Ils furent de précieux auxiliaires auprès des Poilus, surtout dès 1916, quand les chevaux vinrent à manquer.

Ils ont participé à l’acheminement des vivres et des munitions vers le front ; les mulets, plus costauds, permettaient de déplacer les pièces d’artillerie; par contre, de petits ânes importés d’Afrique pouvaient servir au fond des tranchées.

Résistants, non émotifs sous les bombardements, ils ont sauvé de nombreuses vies. Des liens forts, dans cette misère commune, se créaient entre les poilus et leurs ânes.

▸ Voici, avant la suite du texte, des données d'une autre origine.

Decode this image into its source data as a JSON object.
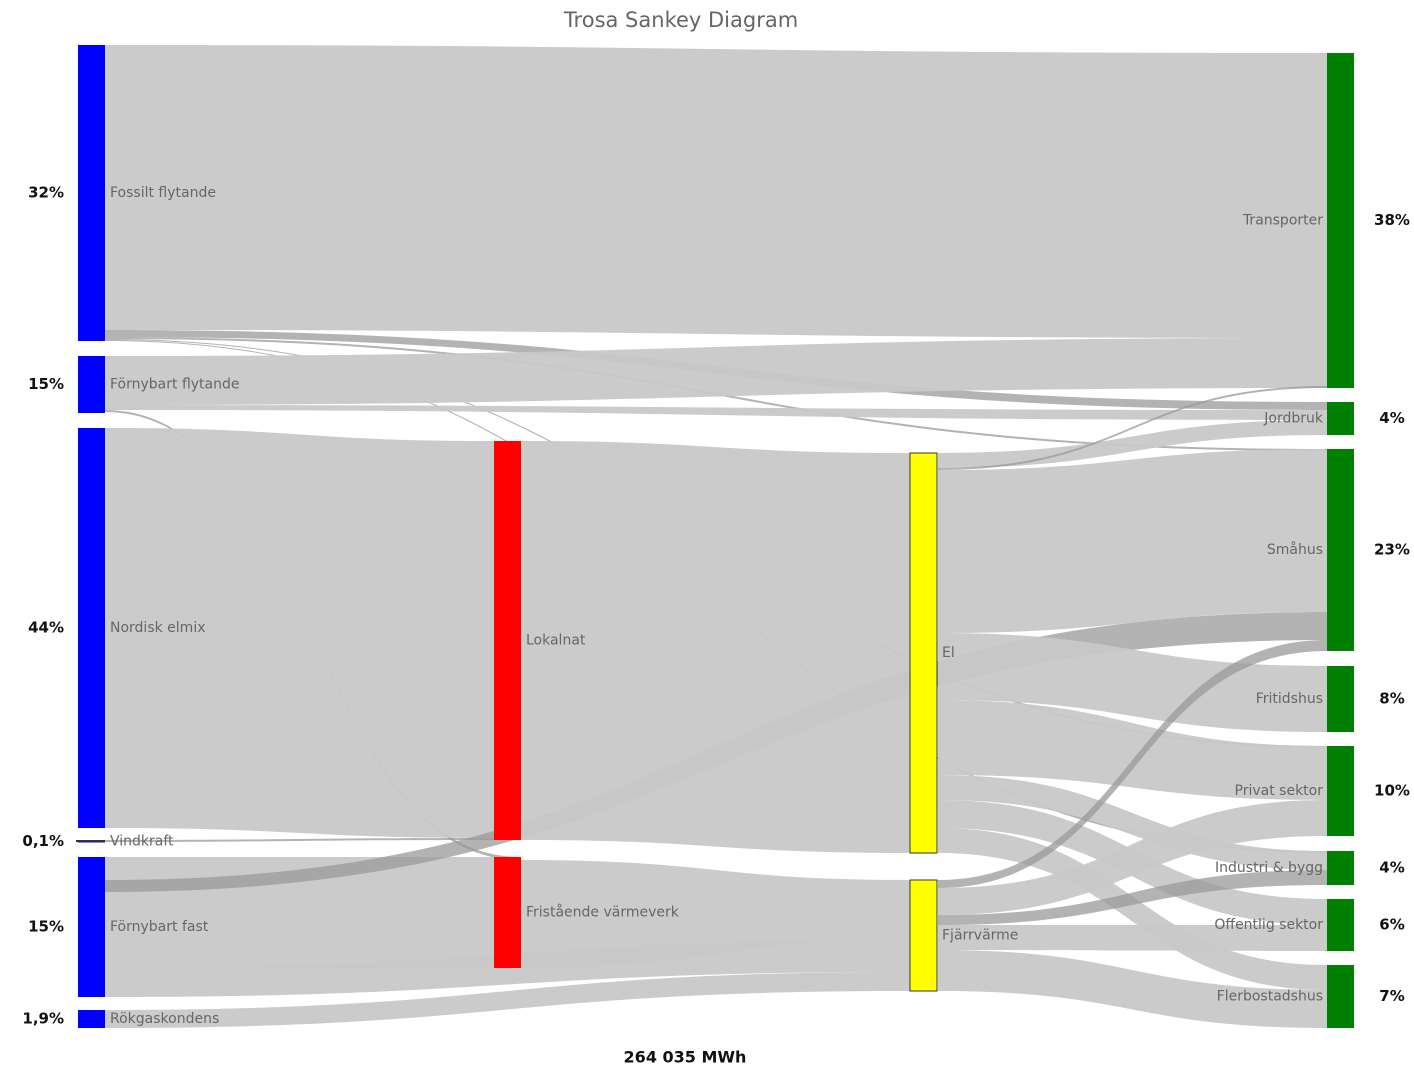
{
  "title": "Trosa Sankey Diagram",
  "total": "264 035 MWh",
  "sources": [
    {
      "label": "Fossilt flytande",
      "share": "32%"
    },
    {
      "label": "Förnybart flytande",
      "share": "15%"
    },
    {
      "label": "Nordisk elmix",
      "share": "44%"
    },
    {
      "label": "Vindkraft",
      "share": "0,1%"
    },
    {
      "label": "Förnybart fast",
      "share": "15%"
    },
    {
      "label": "Rökgaskondens",
      "share": "1,9%"
    }
  ],
  "production": [
    {
      "label": "Lokalnat"
    },
    {
      "label": "Fristående värmeverk"
    }
  ],
  "carriers": [
    {
      "label": "El"
    },
    {
      "label": "Fjärrvärme"
    }
  ],
  "uses": [
    {
      "label": "Transporter",
      "share": "38%"
    },
    {
      "label": "Jordbruk",
      "share": "4%"
    },
    {
      "label": "Småhus",
      "share": "23%"
    },
    {
      "label": "Fritidshus",
      "share": "8%"
    },
    {
      "label": "Privat sektor",
      "share": "10%"
    },
    {
      "label": "Industri & bygg",
      "share": "4%"
    },
    {
      "label": "Offentlig sektor",
      "share": "6%"
    },
    {
      "label": "Flerbostadshus",
      "share": "7%"
    }
  ]
}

Mais, comme les soldats, ils ont subi des blessures : graves, on les abattait, légères, ils étaient soignés et opérés par les vétérinaires de la Croix Bleue dans des hôpitaux à l’arrière du front, en particulier dans l’Hôpital des Anes à Neuville-les-Vaucouleurs où un monument a été érigé à leur mémoire et inauguré les 30 et 31 juillet derniers (centenaire).

Ces faits qui évoquent le quotidien du front au cours de la grande guerre doivent être transmis aux plus jeunes pour entretenir cette mémoire.